Do You Really Have Perfect English Skills?
I got:
Grammar Slammer
Exemplary, my liege! Your mastery of American English is unparalleled (not unparalelled as so many would believe) and your abundant knowledge is greatly appreciated (what, with there being a societal deprivation of such). Your innate intelligence is applied dutifully and naturally to such concepts as predicates, complements, objects, nouns, verbs, adjectives, and -GASP- spelling words correctly and/or using them in proper context! We bow to you, Grammar Master! Carrieth thy banner high and mighty!

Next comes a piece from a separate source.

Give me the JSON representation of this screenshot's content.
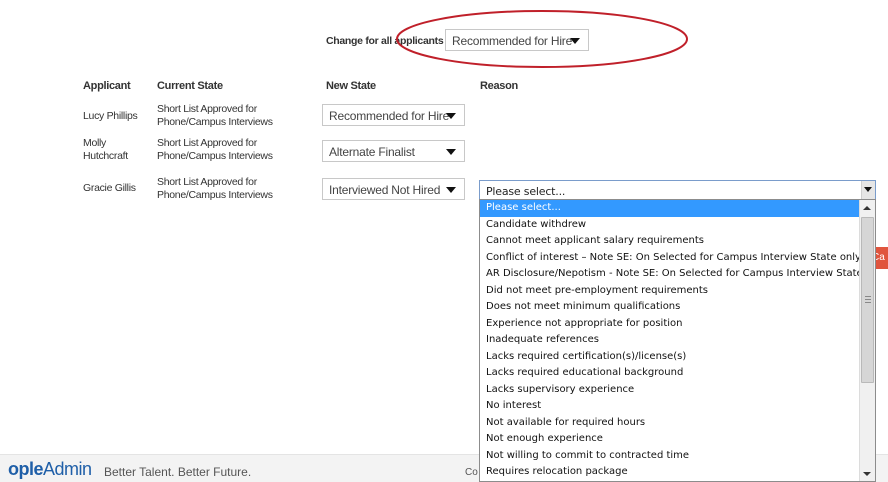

Unfortunately they don't give the actual score but I can only assume I got them all right, except for the one that did not contain a correct answer to choose, where I must have chosen the best wrong answer.
http://www.playbuzz.com/jonb10/do-you-really-have-perfect-english
I is as well a grammar slammer.
Well done Goat. I suspect this may be age related because I don't think children now are teached like wot we were.
Nope, I wasn't, and got about two questions in before figuring out I didn't have the necessary jargon to get through it.
My high-school English experience was pretty dismal (mostly I remember other students reading out loud, and some untutored forced attempts at creative writing), and I'm functionally literate enough that I've never felt the need to learn the right terminology.
It seems odd to me that one learns the grammar of whatever foreign language they teach at school, but don't teach the grammar of the native language. Seems like a non-brainer.
There were a lot of non-brainers at my high school (and my recurring English teacher was senile, stoned or both...), so I think some semblance of functional literacy for as many students as possible was the main goal. :P
Grammar Slammer
Colour me surprised...
I'm not good at grammar never was, I just exclude what I know it isn't... ;D
Well done Darlica :1stprize:
Grammar slammer too.
Asking for technical terms is (imo) problematic though. One can know the functions extremly well without knowing the terms. At least in German there are many synonyms for the same things. I learned the Latin terms at school and do not understand some older German grammar books because they use obscure German terms. With the elder generation it is the other way around. They know the old terms but do not understand the ones derived from Latin.
Btw, it's the same in chemistry. e.g. 'blausaures Eisenoxyduloxyd' = 'Hexacyanoferrat' or 'doppelt kohlensaures Kali' = 'Kaliumhydrogencarbonat' (and those are comparatively harmless). And when Scheele studied 'cream of tartar' it did not mean that he was a lover of soft cheese but that he was dealing with the properties of Weinstein (wine rock, a salt of an organic acid found in wine; easier in English where the stuff is known as a salt of tartaric acid).
Questions of the type: which is the correct form here? are imo much more useful.